A recently discovery suggests that some of world’s oldest fossils are more similar to modern bacteria than previously thought.
An international team of scientists found that the 3.4 billion year old Strelley Pool microfossils had chemical characteristics in common with modern bacteria.
The researchers were able to show chemical residuals from the microfossils do match younger bacterial fossils and likely were laid down by early forms of life. The team compared the results of synchrotron-based X-ray absorption spectroscopy analysis of the Strelley Pool microfossils with 1.9-billion year old fossils from the Gunflint Formation on the shores of Lake Superior in Ontario, as well as with modern bacteria.
All three versions of bacteria showed similar absorption features, which indicates that the residual chemicals were made from the same building blocks that support a biological origin.
“There are a couple of important points which come out of this work,” Julien Alleon, PhD, of IMPMC in Paris, said in a statement. “We demonstrate that the elemental and molecular characteristics of these 3.4 Ga microfossils are consistent with biological remains, slightly degraded by fossilization processes.

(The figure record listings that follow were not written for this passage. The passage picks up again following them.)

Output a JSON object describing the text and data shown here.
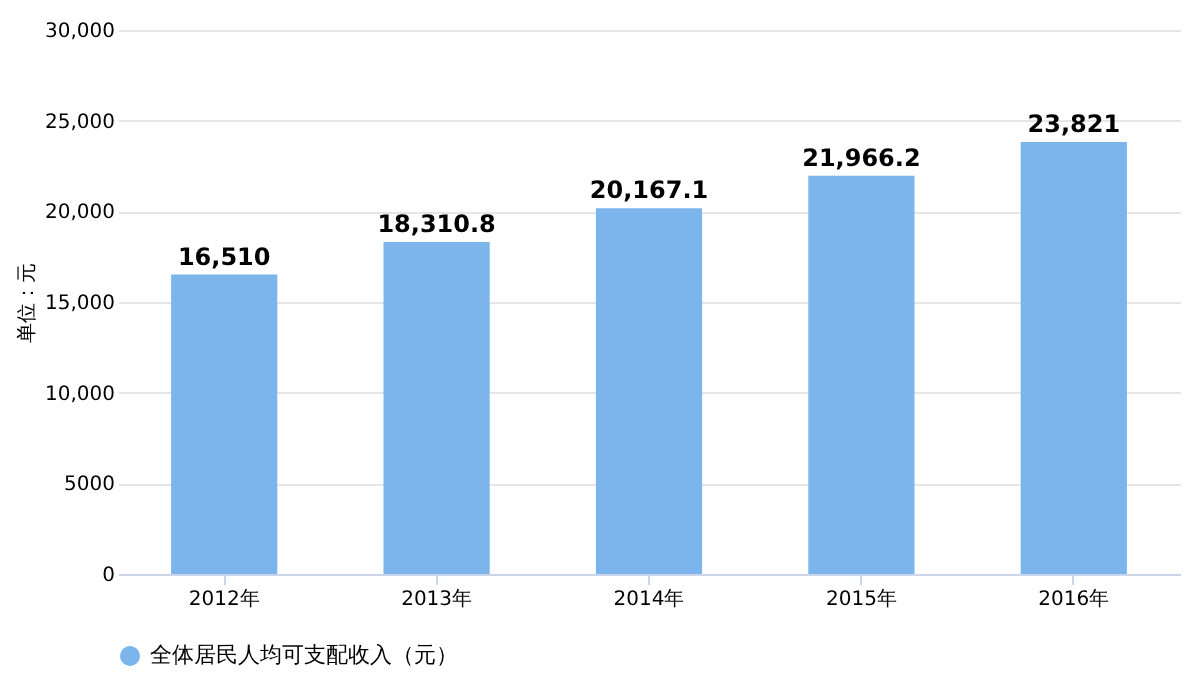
{
  "chart_data": {
    "type": "bar",
    "ylabel": "单位：元",
    "categories": [
      "2012年",
      "2013年",
      "2014年",
      "2015年",
      "2016年"
    ],
    "series": [
      {
        "name": "全体居民人均可支配收入（元）",
        "color": "#7cb5ec",
        "values": [
          16510,
          18310.8,
          20167.1,
          21966.2,
          23821
        ],
        "value_labels": [
          "16,510",
          "18,310.8",
          "20,167.1",
          "21,966.2",
          "23,821"
        ]
      }
    ],
    "ylim": [
      0,
      30000
    ],
    "yticks": [
      0,
      5000,
      {
        "value": 10000,
        "label": "10,000"
      },
      {
        "value": 15000,
        "label": "15,000"
      },
      {
        "value": 20000,
        "label": "20,000"
      },
      {
        "value": 25000,
        "label": "25,000"
      },
      {
        "value": 30000,
        "label": "30,000"
      }
    ],
    "grid": "y",
    "legend": "bottom"
  }
}
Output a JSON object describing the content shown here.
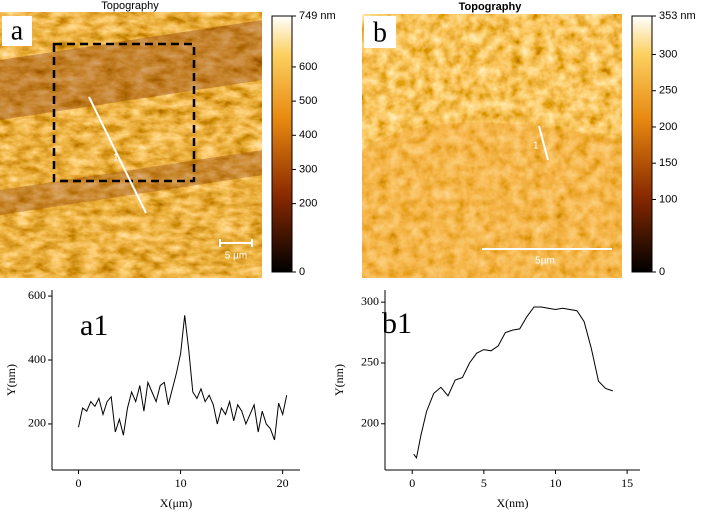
{
  "panels": [
    {
      "label": "a",
      "title": "Topography",
      "scale_bar": "5 µm",
      "profile_label": "1",
      "colorbar": {
        "clim": [
          0,
          749
        ],
        "ticks": [
          {
            "value": 749,
            "label": "749 nm"
          },
          600,
          500,
          400,
          300,
          200,
          0
        ]
      }
    },
    {
      "label": "b",
      "title": "Topography",
      "scale_bar": "5µm",
      "profile_label": "1",
      "colorbar": {
        "clim": [
          0,
          353
        ],
        "ticks": [
          {
            "value": 353,
            "label": "353 nm"
          },
          300,
          250,
          200,
          150,
          100,
          0
        ]
      }
    }
  ],
  "chart_data": [
    {
      "type": "line",
      "title": "a1",
      "x_label": "X(μm)",
      "y_label": "Y(nm)",
      "color": "#000000",
      "xlim": [
        -2.6,
        21.7
      ],
      "ylim": [
        56,
        619
      ],
      "xticks": [
        0,
        10,
        20
      ],
      "yticks": [
        200,
        400,
        600
      ],
      "x": [
        0,
        0.4,
        0.8,
        1.2,
        1.6,
        2.0,
        2.4,
        2.8,
        3.2,
        3.6,
        4.0,
        4.4,
        4.8,
        5.2,
        5.6,
        6.0,
        6.4,
        6.8,
        7.2,
        7.6,
        8.0,
        8.4,
        8.8,
        9.2,
        9.6,
        10.0,
        10.4,
        10.8,
        11.2,
        11.6,
        12.0,
        12.4,
        12.8,
        13.2,
        13.6,
        14.0,
        14.4,
        14.8,
        15.2,
        15.6,
        16.0,
        16.4,
        16.8,
        17.2,
        17.6,
        18.0,
        18.4,
        18.8,
        19.2,
        19.6,
        20.0,
        20.4
      ],
      "values": [
        190,
        250,
        240,
        270,
        255,
        280,
        230,
        270,
        285,
        175,
        215,
        165,
        250,
        300,
        270,
        320,
        240,
        330,
        300,
        270,
        320,
        330,
        260,
        310,
        360,
        420,
        540,
        430,
        300,
        280,
        310,
        270,
        290,
        260,
        200,
        250,
        230,
        270,
        210,
        260,
        240,
        200,
        230,
        260,
        175,
        240,
        200,
        185,
        150,
        265,
        230,
        290
      ]
    },
    {
      "type": "line",
      "title": "b1",
      "x_label": "X(nm)",
      "y_label": "Y(nm)",
      "color": "#000000",
      "xlim": [
        -1.9,
        15.9
      ],
      "ylim": [
        162,
        310
      ],
      "xticks": [
        0,
        5,
        10,
        15
      ],
      "yticks": [
        200,
        250,
        300
      ],
      "x": [
        0.1,
        0.3,
        0.6,
        1,
        1.5,
        2,
        2.5,
        3,
        3.5,
        4,
        4.5,
        5,
        5.5,
        6,
        6.5,
        7,
        7.5,
        8,
        8.5,
        9,
        9.5,
        10,
        10.5,
        11,
        11.5,
        12,
        12.5,
        13,
        13.5,
        14
      ],
      "values": [
        175,
        172,
        190,
        210,
        225,
        230,
        223,
        236,
        238,
        250,
        258,
        261,
        260,
        264,
        275,
        277,
        278,
        288,
        296,
        296,
        295,
        294,
        295,
        294,
        293,
        284,
        262,
        235,
        229,
        227
      ]
    }
  ]
}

“This effectively supports the biological origin of the Strelley Pool microfossils. There are competing claims over which microfossils are actually the world's oldest, this analytical strategy needs to be applied to other ancient samples to help settle the controversy.

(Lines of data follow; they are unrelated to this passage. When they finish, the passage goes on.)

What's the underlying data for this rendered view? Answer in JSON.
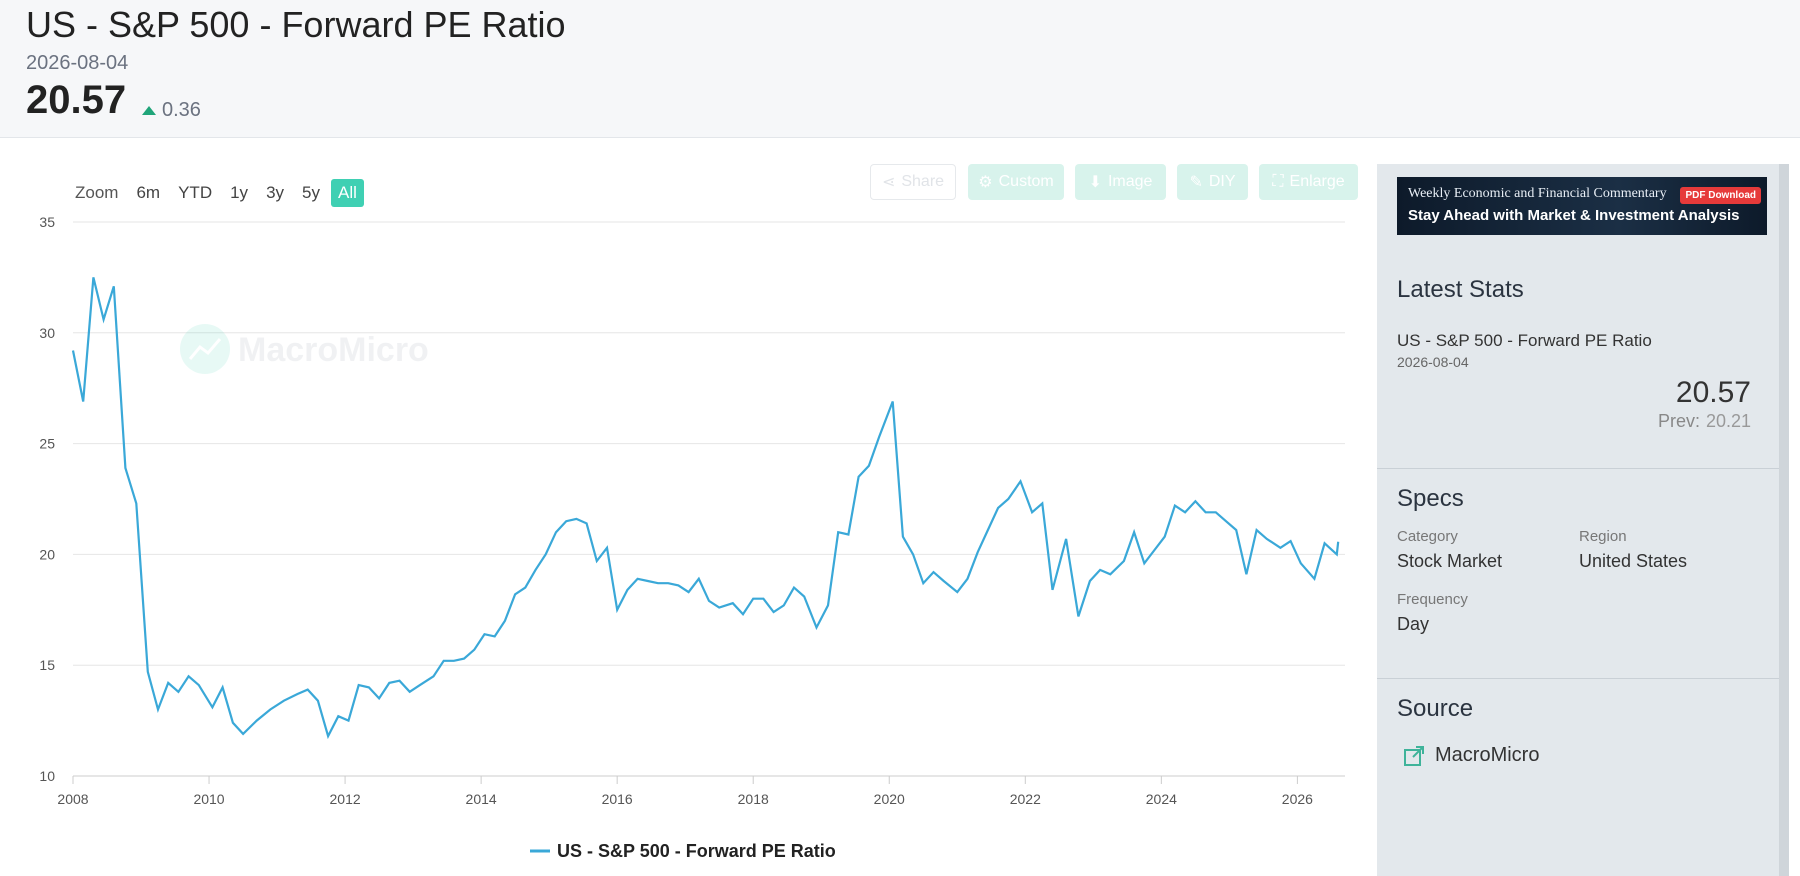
{
  "header": {
    "title": "US - S&P 500 - Forward PE Ratio",
    "date": "2026-08-04",
    "value": "20.57",
    "change": "0.36"
  },
  "zoom": {
    "label": "Zoom",
    "options": [
      "6m",
      "YTD",
      "1y",
      "3y",
      "5y",
      "All"
    ],
    "active": "All"
  },
  "toolbar": {
    "share": "Share",
    "custom": "Custom",
    "image": "Image",
    "diy": "DIY",
    "enlarge": "Enlarge"
  },
  "watermark": "MacroMicro",
  "banner": {
    "line1": "Weekly Economic and Financial Commentary",
    "line2": "Stay Ahead with  Market & Investment Analysis",
    "badge": "PDF Download"
  },
  "latest": {
    "heading": "Latest Stats",
    "name": "US - S&P 500 - Forward PE Ratio",
    "date": "2026-08-04",
    "value": "20.57",
    "prev_label": "Prev:",
    "prev_value": "20.21"
  },
  "specs": {
    "heading": "Specs",
    "category_label": "Category",
    "category": "Stock Market",
    "region_label": "Region",
    "region": "United States",
    "frequency_label": "Frequency",
    "frequency": "Day"
  },
  "source": {
    "heading": "Source",
    "name": "MacroMicro"
  },
  "colors": {
    "line": "#3aa8d8",
    "accent": "#3fd0b3",
    "up": "#20a57a"
  },
  "chart_data": {
    "type": "line",
    "title": "",
    "xlabel": "",
    "ylabel": "",
    "ylim": [
      10,
      35
    ],
    "yticks": [
      10,
      15,
      20,
      25,
      30,
      35
    ],
    "xlim": [
      2008,
      2026.7
    ],
    "xticks": [
      2008,
      2010,
      2012,
      2014,
      2016,
      2018,
      2020,
      2022,
      2024,
      2026
    ],
    "grid": true,
    "legend": "bottom-center",
    "series": [
      {
        "name": "US - S&P 500 - Forward PE Ratio",
        "points": [
          [
            2008.0,
            29.2
          ],
          [
            2008.15,
            26.9
          ],
          [
            2008.3,
            32.5
          ],
          [
            2008.45,
            30.6
          ],
          [
            2008.6,
            32.1
          ],
          [
            2008.77,
            23.9
          ],
          [
            2008.93,
            22.3
          ],
          [
            2009.1,
            14.7
          ],
          [
            2009.25,
            13.0
          ],
          [
            2009.4,
            14.2
          ],
          [
            2009.55,
            13.8
          ],
          [
            2009.7,
            14.5
          ],
          [
            2009.85,
            14.1
          ],
          [
            2010.05,
            13.1
          ],
          [
            2010.2,
            14.0
          ],
          [
            2010.35,
            12.4
          ],
          [
            2010.5,
            11.9
          ],
          [
            2010.7,
            12.5
          ],
          [
            2010.9,
            13.0
          ],
          [
            2011.1,
            13.4
          ],
          [
            2011.3,
            13.7
          ],
          [
            2011.45,
            13.9
          ],
          [
            2011.6,
            13.4
          ],
          [
            2011.75,
            11.8
          ],
          [
            2011.9,
            12.7
          ],
          [
            2012.05,
            12.5
          ],
          [
            2012.2,
            14.1
          ],
          [
            2012.35,
            14.0
          ],
          [
            2012.5,
            13.5
          ],
          [
            2012.65,
            14.2
          ],
          [
            2012.8,
            14.3
          ],
          [
            2012.95,
            13.8
          ],
          [
            2013.1,
            14.1
          ],
          [
            2013.3,
            14.5
          ],
          [
            2013.45,
            15.2
          ],
          [
            2013.6,
            15.2
          ],
          [
            2013.75,
            15.3
          ],
          [
            2013.9,
            15.7
          ],
          [
            2014.05,
            16.4
          ],
          [
            2014.2,
            16.3
          ],
          [
            2014.35,
            17.0
          ],
          [
            2014.5,
            18.2
          ],
          [
            2014.65,
            18.5
          ],
          [
            2014.8,
            19.3
          ],
          [
            2014.95,
            20.0
          ],
          [
            2015.1,
            21.0
          ],
          [
            2015.25,
            21.5
          ],
          [
            2015.4,
            21.6
          ],
          [
            2015.55,
            21.4
          ],
          [
            2015.7,
            19.7
          ],
          [
            2015.85,
            20.3
          ],
          [
            2016.0,
            17.5
          ],
          [
            2016.15,
            18.4
          ],
          [
            2016.3,
            18.9
          ],
          [
            2016.45,
            18.8
          ],
          [
            2016.6,
            18.7
          ],
          [
            2016.75,
            18.7
          ],
          [
            2016.9,
            18.6
          ],
          [
            2017.05,
            18.3
          ],
          [
            2017.2,
            18.9
          ],
          [
            2017.35,
            17.9
          ],
          [
            2017.5,
            17.6
          ],
          [
            2017.7,
            17.8
          ],
          [
            2017.85,
            17.3
          ],
          [
            2018.0,
            18.0
          ],
          [
            2018.15,
            18.0
          ],
          [
            2018.3,
            17.4
          ],
          [
            2018.45,
            17.7
          ],
          [
            2018.6,
            18.5
          ],
          [
            2018.75,
            18.1
          ],
          [
            2018.93,
            16.7
          ],
          [
            2019.1,
            17.7
          ],
          [
            2019.25,
            21.0
          ],
          [
            2019.4,
            20.9
          ],
          [
            2019.55,
            23.5
          ],
          [
            2019.7,
            24.0
          ],
          [
            2019.85,
            25.3
          ],
          [
            2020.05,
            26.9
          ],
          [
            2020.2,
            20.8
          ],
          [
            2020.35,
            20.0
          ],
          [
            2020.5,
            18.7
          ],
          [
            2020.65,
            19.2
          ],
          [
            2020.8,
            18.8
          ],
          [
            2021.0,
            18.3
          ],
          [
            2021.15,
            18.9
          ],
          [
            2021.3,
            20.1
          ],
          [
            2021.45,
            21.1
          ],
          [
            2021.6,
            22.1
          ],
          [
            2021.75,
            22.5
          ],
          [
            2021.93,
            23.3
          ],
          [
            2022.1,
            21.9
          ],
          [
            2022.25,
            22.3
          ],
          [
            2022.4,
            18.4
          ],
          [
            2022.6,
            20.7
          ],
          [
            2022.78,
            17.2
          ],
          [
            2022.95,
            18.8
          ],
          [
            2023.1,
            19.3
          ],
          [
            2023.25,
            19.1
          ],
          [
            2023.45,
            19.7
          ],
          [
            2023.6,
            21.0
          ],
          [
            2023.75,
            19.6
          ],
          [
            2023.9,
            20.2
          ],
          [
            2024.05,
            20.8
          ],
          [
            2024.2,
            22.2
          ],
          [
            2024.35,
            21.9
          ],
          [
            2024.5,
            22.4
          ],
          [
            2024.65,
            21.9
          ],
          [
            2024.8,
            21.9
          ],
          [
            2024.95,
            21.5
          ],
          [
            2025.1,
            21.1
          ],
          [
            2025.25,
            19.1
          ],
          [
            2025.4,
            21.1
          ],
          [
            2025.55,
            20.7
          ],
          [
            2025.75,
            20.3
          ],
          [
            2025.9,
            20.6
          ],
          [
            2026.05,
            19.6
          ],
          [
            2026.25,
            18.9
          ],
          [
            2026.4,
            20.5
          ],
          [
            2026.58,
            20.0
          ],
          [
            2026.6,
            20.57
          ]
        ]
      }
    ]
  }
}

“It is remarkable that these echoes of past life have survived the extreme conditions they have experienced over the last 3.4 billion years: we know from the molecular structure of the microfossils that they have been exposed to temperatures of up to 300 °C for long periods. And yet we are still able to see signs of their original chemistry.”
The researchers presented their findings at the Goldschmidt Conference in Boston from August 12 to 17.